De totale vernietiging van Jeruzalem en de tempel zou het einde betekenen van Israel zelf. Want heel Israel was gecentraliseerd rond Jeruzalem en de tempel. Deze twee elementen waren de identiteit van Israel: de heilige stad en de heilige tempel. Jezus' aankondiging dat ze allebei zouden verwoest worden, betekende niets minder dan het einde van het toenmalige Israel.
Daarom spraken Jezus en de apostelen altijd over het einde en de voltooing van het tijdperk. Zijn komst zou het einde betekenen van het oude Israel.
Sommige vertalingen hebben zijn woorden foutief vertaald alsof het einde van de 'wereld' zou komen. Maar dat is absoluut niet wat Jezus zei.
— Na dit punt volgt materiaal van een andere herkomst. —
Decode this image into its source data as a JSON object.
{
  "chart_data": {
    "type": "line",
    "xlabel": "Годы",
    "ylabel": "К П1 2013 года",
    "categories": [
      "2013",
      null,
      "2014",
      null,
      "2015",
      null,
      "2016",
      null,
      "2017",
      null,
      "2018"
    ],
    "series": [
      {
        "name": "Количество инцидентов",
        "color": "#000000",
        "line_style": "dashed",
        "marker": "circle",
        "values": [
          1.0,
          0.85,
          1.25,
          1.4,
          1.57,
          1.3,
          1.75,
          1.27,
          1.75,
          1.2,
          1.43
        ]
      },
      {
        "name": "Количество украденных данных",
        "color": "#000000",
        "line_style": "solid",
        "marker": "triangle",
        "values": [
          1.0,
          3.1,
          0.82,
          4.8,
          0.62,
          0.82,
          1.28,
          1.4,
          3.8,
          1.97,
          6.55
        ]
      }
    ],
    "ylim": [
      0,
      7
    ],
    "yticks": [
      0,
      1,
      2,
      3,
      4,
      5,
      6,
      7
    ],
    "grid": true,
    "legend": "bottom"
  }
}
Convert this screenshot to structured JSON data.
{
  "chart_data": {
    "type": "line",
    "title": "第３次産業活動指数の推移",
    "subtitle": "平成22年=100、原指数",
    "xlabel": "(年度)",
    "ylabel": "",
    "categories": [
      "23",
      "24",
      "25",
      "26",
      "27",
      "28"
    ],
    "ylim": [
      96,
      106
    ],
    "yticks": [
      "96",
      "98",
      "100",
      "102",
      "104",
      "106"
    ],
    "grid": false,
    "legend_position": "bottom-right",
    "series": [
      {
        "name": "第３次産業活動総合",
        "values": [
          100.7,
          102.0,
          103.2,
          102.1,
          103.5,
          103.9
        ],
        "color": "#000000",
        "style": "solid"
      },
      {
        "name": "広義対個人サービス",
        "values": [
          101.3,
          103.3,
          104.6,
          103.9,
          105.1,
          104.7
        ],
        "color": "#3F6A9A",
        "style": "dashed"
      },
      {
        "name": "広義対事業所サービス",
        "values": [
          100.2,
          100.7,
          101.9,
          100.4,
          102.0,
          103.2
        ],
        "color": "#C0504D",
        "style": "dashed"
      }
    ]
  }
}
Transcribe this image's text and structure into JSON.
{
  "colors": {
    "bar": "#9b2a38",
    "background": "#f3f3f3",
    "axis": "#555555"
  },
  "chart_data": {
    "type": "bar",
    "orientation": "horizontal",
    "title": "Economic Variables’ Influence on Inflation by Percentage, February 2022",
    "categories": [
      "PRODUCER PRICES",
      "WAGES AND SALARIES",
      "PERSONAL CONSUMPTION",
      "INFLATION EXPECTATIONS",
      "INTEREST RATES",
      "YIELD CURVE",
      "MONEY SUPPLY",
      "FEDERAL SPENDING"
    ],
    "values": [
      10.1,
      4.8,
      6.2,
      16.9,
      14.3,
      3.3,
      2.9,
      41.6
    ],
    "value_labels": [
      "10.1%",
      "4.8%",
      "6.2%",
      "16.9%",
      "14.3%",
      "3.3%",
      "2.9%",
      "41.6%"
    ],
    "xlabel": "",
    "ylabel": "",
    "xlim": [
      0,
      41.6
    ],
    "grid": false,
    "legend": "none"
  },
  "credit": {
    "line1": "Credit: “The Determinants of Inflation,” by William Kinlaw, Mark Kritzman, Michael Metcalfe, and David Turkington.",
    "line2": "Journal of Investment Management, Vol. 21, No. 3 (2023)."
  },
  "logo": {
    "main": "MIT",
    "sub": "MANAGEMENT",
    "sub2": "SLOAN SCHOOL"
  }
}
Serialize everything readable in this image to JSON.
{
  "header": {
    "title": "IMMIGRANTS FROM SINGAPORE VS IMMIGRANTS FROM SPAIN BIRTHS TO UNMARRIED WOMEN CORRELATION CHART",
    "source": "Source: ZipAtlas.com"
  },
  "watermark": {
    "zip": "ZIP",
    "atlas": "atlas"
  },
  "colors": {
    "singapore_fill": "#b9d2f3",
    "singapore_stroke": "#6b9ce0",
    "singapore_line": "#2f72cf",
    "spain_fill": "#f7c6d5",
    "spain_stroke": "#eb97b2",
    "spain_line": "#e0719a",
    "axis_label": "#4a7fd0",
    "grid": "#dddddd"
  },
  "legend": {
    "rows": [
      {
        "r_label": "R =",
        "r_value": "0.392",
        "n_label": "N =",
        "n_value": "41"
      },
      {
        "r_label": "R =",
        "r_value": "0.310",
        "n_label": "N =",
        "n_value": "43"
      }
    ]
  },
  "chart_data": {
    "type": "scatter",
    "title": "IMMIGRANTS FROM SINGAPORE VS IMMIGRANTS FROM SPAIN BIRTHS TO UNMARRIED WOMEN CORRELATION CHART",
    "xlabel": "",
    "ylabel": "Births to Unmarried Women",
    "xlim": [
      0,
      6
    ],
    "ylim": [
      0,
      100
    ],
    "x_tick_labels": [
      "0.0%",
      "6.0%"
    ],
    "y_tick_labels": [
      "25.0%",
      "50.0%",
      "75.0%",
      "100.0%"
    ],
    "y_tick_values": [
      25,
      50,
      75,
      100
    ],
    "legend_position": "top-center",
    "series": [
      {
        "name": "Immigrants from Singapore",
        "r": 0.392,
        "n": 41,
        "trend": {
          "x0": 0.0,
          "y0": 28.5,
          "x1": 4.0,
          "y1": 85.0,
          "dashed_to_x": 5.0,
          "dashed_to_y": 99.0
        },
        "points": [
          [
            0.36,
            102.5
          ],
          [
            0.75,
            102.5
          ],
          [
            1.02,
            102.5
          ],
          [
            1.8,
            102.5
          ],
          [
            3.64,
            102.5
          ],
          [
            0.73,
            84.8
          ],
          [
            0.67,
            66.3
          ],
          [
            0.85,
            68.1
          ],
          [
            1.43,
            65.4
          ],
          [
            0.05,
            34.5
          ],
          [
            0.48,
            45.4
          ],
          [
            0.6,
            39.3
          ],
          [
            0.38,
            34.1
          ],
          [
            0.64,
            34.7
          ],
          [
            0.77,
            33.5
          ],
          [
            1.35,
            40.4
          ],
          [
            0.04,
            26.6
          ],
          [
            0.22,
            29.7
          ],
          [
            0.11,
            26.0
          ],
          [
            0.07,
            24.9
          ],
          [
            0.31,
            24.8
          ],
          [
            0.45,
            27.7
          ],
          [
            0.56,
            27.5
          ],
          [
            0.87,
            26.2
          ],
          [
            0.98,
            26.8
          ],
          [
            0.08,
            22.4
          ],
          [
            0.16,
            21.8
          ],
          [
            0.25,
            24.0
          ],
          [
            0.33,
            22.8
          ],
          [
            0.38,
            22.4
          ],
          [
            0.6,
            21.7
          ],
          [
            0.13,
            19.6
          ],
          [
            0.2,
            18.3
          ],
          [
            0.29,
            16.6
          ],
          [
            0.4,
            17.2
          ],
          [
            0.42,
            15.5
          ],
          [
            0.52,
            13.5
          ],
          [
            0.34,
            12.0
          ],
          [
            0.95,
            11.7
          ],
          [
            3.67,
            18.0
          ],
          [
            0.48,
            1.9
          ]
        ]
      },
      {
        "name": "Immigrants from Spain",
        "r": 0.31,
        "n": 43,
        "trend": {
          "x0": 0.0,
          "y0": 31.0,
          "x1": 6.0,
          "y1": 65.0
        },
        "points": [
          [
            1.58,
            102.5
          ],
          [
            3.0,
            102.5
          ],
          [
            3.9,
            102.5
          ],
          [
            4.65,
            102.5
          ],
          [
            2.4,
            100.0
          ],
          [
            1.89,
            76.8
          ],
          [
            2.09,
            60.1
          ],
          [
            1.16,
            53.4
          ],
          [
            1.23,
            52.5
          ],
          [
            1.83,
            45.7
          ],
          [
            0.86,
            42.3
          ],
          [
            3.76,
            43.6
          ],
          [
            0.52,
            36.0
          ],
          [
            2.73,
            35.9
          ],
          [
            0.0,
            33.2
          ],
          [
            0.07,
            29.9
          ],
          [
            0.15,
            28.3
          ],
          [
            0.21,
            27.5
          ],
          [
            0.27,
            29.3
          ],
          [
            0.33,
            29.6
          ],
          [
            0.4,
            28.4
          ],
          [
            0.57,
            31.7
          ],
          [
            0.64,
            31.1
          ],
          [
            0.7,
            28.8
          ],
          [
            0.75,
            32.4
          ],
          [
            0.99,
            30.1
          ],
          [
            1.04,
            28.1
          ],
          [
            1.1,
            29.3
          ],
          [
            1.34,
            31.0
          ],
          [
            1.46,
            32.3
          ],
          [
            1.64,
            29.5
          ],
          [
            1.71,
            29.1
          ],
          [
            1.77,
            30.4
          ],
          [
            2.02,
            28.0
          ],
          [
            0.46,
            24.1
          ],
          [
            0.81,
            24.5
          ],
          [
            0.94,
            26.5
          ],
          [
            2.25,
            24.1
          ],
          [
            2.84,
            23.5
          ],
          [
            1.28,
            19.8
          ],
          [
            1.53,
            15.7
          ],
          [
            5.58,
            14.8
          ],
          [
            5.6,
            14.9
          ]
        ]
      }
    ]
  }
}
Telkens Jezus sprak over het einde of de voltooiing, gebruikte Hij het Griekse woord 'AION' wat niet wereld betekent, maar 'TIJDPERK'. De leerlingen vroegen Hem niet wanneer het einde van de 'wereld' zou komen, zoals verkeerde bijbelvertalingen ons wilen duidelijk maken, ze vroegen Jezus wanneer het einde zou komen van hun tijdperk. Jezus kondigde immers niet de verwoesting aan van alle steden ter wereld, Hij voorspelde de verwoesting van slechts deze ene stad: Jeruzalem!